Let’s now train a small model; unlike Bengio we don’t need to worry about parallelism - it runs fast enough on a CPU.

This small MLP is competitive with the bigram model that got a loss of 2.73.

mlp = MLP(2, 10).requires_grad_()

losses, val_losses = train(mlp, 100_000, lambda _step, _n_step: 0.1)

plt.plot(*zip(*losses))
plt.plot(*zip(*val_losses))

plt.yscale('log')
F.cross_entropy(mlp(X_val), y_val).item()

2.7286570072174072

Note that it only has a fraction of the parameters of the bigram model

f'{sum([len(p) for p in mlp.parameters()]) / (V*V):0.2%} of the parameters of the bigram model'

'7.06% of the parameters of the bigram model'

Because we chose a 2 dimensional embedding we can plot the characters.

There are some features that make sense:

The vowels are in a cluster together
The numbers form clusters

emb = mlp.C.detach()

fig, ax = plt.subplots()
ax.scatter(*zip(*emb), s=200)

for i, txt in enumerate(i2s):
    ax.annotate(txt, emb[i], horizontalalignment='center', verticalalignment='center', color='white')

We can sample from this model; it’s a little English-y but mostly noise.

g = torch.Generator().manual_seed(241738025913704212)
for _ in range(20):
    print(sample(mlp, generator=g))

aulaxbunale
nomawkby
chirlarhanosedescus
icles
ylorfruth
gakicsty
tinarcicy
xhamgecrusklabkios
nantyel
rodcox
spare
perwarapu
actesamil
8agan
akinzimedht
artnindams
bolp
p_na_wfizeycorfedpeplyirgarkmeyekbelipamubitwera
btspchupcilra
raramis

We could also scale up to a larger model.

We can increase the learning rate exponentially to find a good learning rate. Here 0.1 is reasonable because we want somewhere before the loss starts to diverge.

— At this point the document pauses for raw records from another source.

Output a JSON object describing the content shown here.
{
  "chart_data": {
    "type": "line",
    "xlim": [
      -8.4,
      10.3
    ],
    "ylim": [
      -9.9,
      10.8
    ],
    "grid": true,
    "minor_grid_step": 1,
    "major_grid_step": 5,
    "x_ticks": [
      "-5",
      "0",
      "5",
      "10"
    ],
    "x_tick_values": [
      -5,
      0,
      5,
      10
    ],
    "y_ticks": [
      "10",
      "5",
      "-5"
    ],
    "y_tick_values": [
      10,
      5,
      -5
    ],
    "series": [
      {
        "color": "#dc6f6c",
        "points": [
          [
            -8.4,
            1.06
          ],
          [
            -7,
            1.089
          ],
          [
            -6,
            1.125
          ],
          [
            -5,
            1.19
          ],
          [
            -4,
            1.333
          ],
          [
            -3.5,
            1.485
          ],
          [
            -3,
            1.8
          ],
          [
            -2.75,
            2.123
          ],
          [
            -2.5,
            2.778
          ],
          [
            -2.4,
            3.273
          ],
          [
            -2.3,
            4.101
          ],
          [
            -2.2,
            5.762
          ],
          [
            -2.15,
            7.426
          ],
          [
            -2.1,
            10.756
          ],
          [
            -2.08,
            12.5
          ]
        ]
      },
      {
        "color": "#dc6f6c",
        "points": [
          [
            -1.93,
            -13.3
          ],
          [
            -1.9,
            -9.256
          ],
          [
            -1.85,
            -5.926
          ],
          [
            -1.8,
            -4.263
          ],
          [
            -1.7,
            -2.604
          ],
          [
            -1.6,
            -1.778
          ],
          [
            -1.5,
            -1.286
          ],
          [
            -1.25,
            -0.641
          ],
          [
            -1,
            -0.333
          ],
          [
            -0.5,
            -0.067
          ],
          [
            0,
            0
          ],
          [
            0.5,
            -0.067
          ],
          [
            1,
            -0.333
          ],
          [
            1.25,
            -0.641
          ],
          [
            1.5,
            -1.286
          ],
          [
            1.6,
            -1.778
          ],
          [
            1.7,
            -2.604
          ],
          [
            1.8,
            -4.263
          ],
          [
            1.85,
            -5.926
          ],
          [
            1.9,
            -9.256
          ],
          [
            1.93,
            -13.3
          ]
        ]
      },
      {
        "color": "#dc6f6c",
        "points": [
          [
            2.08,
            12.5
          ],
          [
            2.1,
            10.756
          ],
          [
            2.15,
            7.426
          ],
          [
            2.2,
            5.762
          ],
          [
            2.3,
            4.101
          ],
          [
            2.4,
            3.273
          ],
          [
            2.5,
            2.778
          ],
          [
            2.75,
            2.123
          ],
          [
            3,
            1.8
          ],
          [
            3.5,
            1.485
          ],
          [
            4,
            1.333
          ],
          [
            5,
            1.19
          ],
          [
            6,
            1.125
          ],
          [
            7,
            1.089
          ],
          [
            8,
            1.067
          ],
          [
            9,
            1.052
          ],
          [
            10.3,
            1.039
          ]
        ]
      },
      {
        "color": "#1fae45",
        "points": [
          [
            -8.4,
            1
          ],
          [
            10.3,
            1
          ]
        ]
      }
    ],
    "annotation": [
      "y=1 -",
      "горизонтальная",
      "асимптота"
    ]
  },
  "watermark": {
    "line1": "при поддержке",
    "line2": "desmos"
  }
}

def lr_finder(step, N_step):
    return 10**(-5+ 8*step/N_step)

mlp = MLP(30, 200).requires_grad_()

losses, val_losses = train(mlp, 1000, lr_finder) 

plt.plot([lr_finder(l[0], 1000) for l in losses], [l[1] for l in losses])
plt.ylim((1, 10**5))
plt.yscale('log')
plt.xscale('log')

We can then train it and get an even better result.

mlp = MLP(30, 200).requires_grad_()

losses, val_losses = train(mlp, 100_000, lambda _step, _n_step: 0.1)

plt.plot(*zip(*losses))
plt.plot(*zip(*val_losses))

plt.yscale('log')
F.cross_entropy(mlp(X_val), y_val).item()

2.568157196044922

The results are still not great but there are little pieces of real words in some of them.

g = torch.Generator().manual_seed(241738025913704212)
for _ in range(20):
    print(sample(mlp, generator=g))

ancanburgee
nimag
bybost
carencosleencus
inles
natsfrush
gatics
yatinarching
games
ruskncheroa
nahenews
fucofba
fates
awthaposactionmistragan
akingifwatt
artugn
ami
battor_namainternerfaipermains
famentibelgpamatiowar
antspching

What next?

This showed that even these small tri-gram MLPs can beat the bigram model. However the bigram model was easy to optimise (by counting!) wheras these models are a lot trickier. I don’t know whether the models trained here are close to the global optimum, and I would like to understand this in more detail.